I put together a slide show last night for a Christmas Feast we had at our church.
This photo was last.
We were celebrating how God can show up anywhere at any time, sometimes when we least expect it. I shared some photo images of where I had journeyed, and how I suddenly came across a beautiful spiritual experience in a place I didn't expect.
I found myself at the Coco Bongo Club in Cancun with my camera, watching an amazing acrobatic depiction of the Passion of Christ movie playing on their multiple screens around the club. It felt like I was right there in an old Roman arena, surrounded by high tiers of seating, layers upon layers of people screaming and clapping as these men dropped down onto the dance floor. I remember being amazed that they let me through security with my camera at all, and captured this shot with little or no thought to technical settings or point of view. I just snapped in my enchanted state of the moment. It landed up winning first place, in my designated category, in the Caribbean Travel & Life Magazine Photo Contest I entered every year that I travelled south.
The funny twist to this story is that the projection we had at the church would not pick up any pink tones in my photos. We hadn't had time to run through the show beforehand, so after a long afternoon of putting together my small piece of art, my photos all came out with a blue undertone! I was crushed. There were vivid sunsets, landscapes, and artistic visual scenes I wanted to share in the full beauty of how I had en-captured them. After I shared this frustration with a few close friends, they were surprised to hear the photos weren't meant to be that way. They thought them very interesting and uniquely artistic.
As I thought of this later, I realized this also represented a perspective of my life here in the small town of L.A. For the past going on almost four years now, I not only have found a safe harbour to rest and re-alighn myself, but have also been hidden away to some degree, not fully projecting the beauty of who I am or what I will contribute to my world. I needed to become very small and quiet. The people here accept my hue as it is, not aware of the visual I see in my mind and or feel in my soul of my colourful destiny. This has been a gift and a curse. For I know what is waiting to burst out of my heart, but timing is of the essence and I must wait and be content with the view from this projection.
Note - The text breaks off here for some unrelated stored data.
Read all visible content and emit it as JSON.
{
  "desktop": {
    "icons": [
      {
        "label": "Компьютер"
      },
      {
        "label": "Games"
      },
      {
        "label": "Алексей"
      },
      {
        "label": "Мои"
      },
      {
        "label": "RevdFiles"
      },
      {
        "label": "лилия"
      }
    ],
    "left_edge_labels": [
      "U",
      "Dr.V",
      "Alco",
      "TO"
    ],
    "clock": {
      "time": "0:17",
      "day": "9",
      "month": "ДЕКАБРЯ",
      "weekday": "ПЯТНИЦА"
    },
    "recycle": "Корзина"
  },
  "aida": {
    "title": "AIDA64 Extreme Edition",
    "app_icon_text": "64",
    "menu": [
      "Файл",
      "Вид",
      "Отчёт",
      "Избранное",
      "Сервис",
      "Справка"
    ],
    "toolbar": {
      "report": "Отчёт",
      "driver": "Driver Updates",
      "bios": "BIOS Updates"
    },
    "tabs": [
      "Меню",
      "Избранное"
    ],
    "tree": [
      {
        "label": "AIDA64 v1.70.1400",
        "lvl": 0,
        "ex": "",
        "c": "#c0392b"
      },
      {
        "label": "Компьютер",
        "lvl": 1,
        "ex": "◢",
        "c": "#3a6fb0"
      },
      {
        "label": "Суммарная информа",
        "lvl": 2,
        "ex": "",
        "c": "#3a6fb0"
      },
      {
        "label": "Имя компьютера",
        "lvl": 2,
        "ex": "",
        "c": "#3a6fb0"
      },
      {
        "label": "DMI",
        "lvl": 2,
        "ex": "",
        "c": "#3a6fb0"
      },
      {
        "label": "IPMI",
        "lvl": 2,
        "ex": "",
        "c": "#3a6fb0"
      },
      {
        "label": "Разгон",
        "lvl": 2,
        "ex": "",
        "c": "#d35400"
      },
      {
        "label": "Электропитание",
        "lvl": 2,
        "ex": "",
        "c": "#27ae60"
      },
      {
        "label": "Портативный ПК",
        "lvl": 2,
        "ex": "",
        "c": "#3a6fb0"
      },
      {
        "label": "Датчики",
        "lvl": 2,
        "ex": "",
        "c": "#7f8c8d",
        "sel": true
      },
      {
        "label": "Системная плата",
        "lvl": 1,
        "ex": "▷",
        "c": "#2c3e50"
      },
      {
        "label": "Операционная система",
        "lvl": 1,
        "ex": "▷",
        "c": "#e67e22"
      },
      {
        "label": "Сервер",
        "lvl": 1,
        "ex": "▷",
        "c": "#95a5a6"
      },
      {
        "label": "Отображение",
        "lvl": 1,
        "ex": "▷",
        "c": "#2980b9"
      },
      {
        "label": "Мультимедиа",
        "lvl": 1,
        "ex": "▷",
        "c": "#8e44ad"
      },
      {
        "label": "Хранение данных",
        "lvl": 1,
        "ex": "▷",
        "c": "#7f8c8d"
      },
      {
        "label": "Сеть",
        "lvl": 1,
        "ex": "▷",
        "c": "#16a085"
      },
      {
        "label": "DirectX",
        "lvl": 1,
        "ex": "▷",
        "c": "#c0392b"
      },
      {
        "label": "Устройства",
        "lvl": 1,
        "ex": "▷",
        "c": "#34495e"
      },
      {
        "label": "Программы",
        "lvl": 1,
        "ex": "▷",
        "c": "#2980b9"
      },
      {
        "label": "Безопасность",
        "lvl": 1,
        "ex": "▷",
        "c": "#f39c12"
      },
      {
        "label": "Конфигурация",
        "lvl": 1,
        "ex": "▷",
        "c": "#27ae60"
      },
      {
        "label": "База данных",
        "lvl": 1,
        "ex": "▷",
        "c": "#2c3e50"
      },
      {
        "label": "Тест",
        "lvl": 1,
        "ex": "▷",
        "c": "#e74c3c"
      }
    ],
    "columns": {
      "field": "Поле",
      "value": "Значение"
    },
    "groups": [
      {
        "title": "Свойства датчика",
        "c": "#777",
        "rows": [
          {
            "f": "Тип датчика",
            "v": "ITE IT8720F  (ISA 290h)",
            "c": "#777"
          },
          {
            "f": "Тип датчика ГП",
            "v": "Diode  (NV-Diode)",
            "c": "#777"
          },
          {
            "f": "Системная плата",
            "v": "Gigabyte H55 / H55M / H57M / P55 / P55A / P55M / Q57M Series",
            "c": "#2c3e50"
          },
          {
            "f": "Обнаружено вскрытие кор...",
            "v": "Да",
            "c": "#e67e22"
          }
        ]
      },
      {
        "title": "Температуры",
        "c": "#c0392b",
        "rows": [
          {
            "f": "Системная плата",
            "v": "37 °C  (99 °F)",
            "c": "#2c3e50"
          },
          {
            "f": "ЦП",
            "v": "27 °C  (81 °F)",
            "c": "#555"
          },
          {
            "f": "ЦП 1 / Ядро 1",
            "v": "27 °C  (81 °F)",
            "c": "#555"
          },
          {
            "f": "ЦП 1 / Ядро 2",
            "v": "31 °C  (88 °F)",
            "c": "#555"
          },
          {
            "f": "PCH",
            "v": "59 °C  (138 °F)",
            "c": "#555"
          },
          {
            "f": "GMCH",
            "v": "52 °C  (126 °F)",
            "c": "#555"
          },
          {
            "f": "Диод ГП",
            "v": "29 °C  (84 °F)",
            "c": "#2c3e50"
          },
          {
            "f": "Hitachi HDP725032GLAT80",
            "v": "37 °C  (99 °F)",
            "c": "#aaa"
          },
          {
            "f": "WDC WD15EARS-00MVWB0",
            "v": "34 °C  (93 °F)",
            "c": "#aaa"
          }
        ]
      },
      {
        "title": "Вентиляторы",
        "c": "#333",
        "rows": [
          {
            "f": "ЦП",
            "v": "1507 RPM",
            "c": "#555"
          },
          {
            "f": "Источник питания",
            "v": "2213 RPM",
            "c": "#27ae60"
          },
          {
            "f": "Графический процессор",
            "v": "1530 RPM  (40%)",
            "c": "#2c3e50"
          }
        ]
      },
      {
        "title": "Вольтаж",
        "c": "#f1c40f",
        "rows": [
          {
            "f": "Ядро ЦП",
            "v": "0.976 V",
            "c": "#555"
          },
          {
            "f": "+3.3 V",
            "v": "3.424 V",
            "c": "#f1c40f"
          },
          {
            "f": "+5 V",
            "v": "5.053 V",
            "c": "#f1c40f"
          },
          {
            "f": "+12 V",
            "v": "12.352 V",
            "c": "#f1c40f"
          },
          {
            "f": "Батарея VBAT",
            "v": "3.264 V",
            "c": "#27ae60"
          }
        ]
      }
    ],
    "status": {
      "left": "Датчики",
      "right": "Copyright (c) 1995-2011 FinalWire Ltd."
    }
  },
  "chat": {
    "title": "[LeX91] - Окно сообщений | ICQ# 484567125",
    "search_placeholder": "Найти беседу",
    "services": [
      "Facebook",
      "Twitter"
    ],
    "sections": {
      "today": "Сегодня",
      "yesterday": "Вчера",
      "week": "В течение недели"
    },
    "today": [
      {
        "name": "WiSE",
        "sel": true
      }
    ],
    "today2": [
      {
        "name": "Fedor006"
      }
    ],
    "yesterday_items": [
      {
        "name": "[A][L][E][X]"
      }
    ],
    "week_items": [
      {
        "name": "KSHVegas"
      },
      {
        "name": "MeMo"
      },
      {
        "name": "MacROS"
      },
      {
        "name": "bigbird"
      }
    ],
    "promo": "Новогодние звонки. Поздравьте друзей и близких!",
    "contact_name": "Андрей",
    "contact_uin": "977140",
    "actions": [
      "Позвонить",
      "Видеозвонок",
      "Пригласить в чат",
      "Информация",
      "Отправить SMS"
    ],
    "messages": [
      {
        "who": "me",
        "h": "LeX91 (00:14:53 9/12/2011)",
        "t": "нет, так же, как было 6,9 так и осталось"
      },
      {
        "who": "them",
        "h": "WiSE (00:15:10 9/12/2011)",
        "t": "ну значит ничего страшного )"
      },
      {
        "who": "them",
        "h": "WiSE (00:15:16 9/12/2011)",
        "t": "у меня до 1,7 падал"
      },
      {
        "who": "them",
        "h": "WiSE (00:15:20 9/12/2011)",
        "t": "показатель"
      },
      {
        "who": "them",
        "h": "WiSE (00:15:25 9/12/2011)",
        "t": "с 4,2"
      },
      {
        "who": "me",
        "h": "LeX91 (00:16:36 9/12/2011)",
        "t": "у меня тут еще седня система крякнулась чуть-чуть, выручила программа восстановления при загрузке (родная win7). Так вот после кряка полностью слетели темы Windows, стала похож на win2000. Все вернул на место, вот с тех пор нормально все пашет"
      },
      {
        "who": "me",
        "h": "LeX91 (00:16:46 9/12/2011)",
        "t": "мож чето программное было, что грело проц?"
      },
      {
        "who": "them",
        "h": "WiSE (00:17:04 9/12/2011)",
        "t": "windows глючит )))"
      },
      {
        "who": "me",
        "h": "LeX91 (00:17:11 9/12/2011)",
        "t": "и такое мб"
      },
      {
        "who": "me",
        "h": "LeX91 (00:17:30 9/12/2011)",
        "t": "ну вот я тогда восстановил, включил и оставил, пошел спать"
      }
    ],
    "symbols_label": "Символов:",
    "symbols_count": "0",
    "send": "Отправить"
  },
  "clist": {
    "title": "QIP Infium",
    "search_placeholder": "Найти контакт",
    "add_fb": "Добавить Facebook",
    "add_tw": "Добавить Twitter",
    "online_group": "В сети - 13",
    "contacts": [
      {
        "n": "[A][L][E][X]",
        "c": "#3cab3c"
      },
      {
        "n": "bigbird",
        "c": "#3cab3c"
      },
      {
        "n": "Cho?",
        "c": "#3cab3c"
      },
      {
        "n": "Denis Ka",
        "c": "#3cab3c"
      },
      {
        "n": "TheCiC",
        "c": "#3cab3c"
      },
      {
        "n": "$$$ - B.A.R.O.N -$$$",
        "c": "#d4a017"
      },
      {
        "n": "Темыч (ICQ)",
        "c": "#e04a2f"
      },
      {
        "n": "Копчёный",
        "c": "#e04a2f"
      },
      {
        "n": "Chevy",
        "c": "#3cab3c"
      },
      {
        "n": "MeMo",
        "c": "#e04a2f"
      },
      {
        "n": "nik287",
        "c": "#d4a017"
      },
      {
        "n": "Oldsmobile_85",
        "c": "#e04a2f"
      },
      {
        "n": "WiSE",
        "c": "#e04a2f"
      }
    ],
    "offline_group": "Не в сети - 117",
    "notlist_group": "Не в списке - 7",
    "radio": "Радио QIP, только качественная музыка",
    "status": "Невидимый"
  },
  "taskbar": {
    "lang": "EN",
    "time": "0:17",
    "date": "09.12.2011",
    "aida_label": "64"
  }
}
If you too find yourself in a hidden state, don't fret. There is no way your light can stay hidden, unless you suppress it yourself. There will be unexpected strategic sign posts along the way to help, if you're looking for them. The key is to trust and keep the faith in what is unseen. The hidden picture of who you were truly created to be is waiting to burst free into the open, and bring creative beauty to those around you. That is your spiritual magic. When the time is right, it will shine.